Deliverable: A script with valid commands for steps 1 thru 8 stored as a text 
   file(.txt). Attach this file to an email sent to tom.brown at the 
   domain tamuc.edu on or before 31 October. A graded response will
   be returned to your leomail account.
Note: The ALTER command may be used to add a primary key, or add or modify or 
   drop a column definition, or perform table or column renaming.
(20 points)
 

Prepare SQL to update your Implement database table from assignment 1.  Apply 
querys, inserts, updates, and deletes as described below. Submit the commands 
to tom.brown at the domain tamuc.edu on or before 28 October.
0. Implement(name,cost,date-purchased,category,modelYear):
   with three rows of  table data from assignment 1:  
   'Box Blade-4 ft',429.99,'2001-05-04','grader',2000
   'Cultivator',224.99,'1981-01-23','tillage',1960
   'Finishing Mower-5 ft',1379.00,'1988-06-02','cutter','1987 	
1. If necessary, issue ALTER TABLE  commands to ensure the table structure and
   data are consistent with assignment 1. If not already included, apply an
   ALTER TABLE statement  to ensure the table has a primary key on name.
2. Issue a START TRANSACTION command so a series of update commands may be 
    rolled back.  
3. Give a SHOW CREATE TABLE schema.tableName command to document the Implement
    table structure.   
4. Code a SELECT schema.tableName to project all Implement table columns with
    rows listed in key order.
5. Insert Data:
    a. Insert a table row with these values:
        'Finishing Mower-6 ft',1599.00,'2010-04-08','cutter',2010
    b. Code a single insert statement with values for two new rows:
        'Middle Buster',138.62,'2020-03-16','tillage',2020'
        'Landscape Rake',469.99,'2017-06-25','utility',2017
6. Modify Data:
    a. Update one column in a single row. This update should reference the 
        primary key in a restrict clause.
    b. Issue a single update that will modify two columns in a single row. This
        update should reference the primary key in it's restrict clause.
   c. Code a single update statement that will modify the same column value in
       every table row for a particular group (e.g. global change for two or
       more rows with the same value in a certain column or that have values 
       within a specified range). 
   d. Issue a "restrict" query with the IN option that lists the primary key
       values for the rows updated in parts a through c.       
7. Delete Data:
    a. Delete a single row. This delete should reference the primary key in 
        it's restrict clause.
    b. Issue a single delete that will remove all rows having values in one
        column that fall within a certain range(use the BETWEEN operator).
    c.
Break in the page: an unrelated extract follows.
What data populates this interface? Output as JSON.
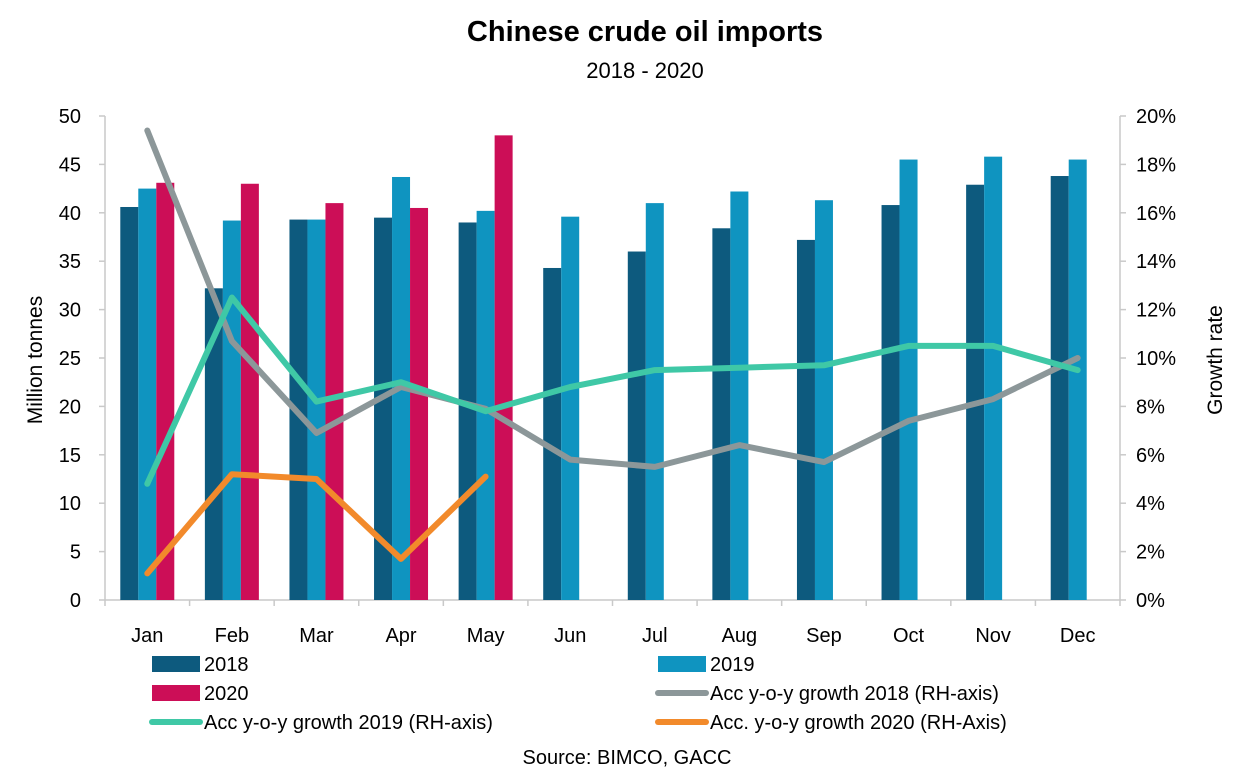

Query your updated table projecting all columns with rows ordered by key.
8. Issue a rollback, then another query to show the table has been restored. 

        
To document these steps, copy the commands given in plain text (as displayed
in the command or query window into the body of a Leomail); then email
these steps to tom.brown at the domain tamuc.edu on or before 28 September(midnight).
(20 points)
 

• For assignment 1, create a farm Implement table with columns (name,cost,date- purchased,category,modelYear) and insert these three rows:
  Box Blade-4 ft,429.99,2001-05-04,grader,2000
  Cultivator,224.99,1981-01-23,tillage,1960
  Finishing Mower-5 ft,1379.00,1988-06-02,cutter,1987
  on or before midnight(11:59pm) Saturday in the body of an email to tom.brown@tamuc.edu (20 points)

Assignments are made to develop analysis, design and development skills. It is expected that the student will begin each assignment when presented so there is time to ask questions and to finish by the due date. Solutions that meet specified requirements will earn full credit. If not submitted by the due date, the grade on the following assignment will be used twice.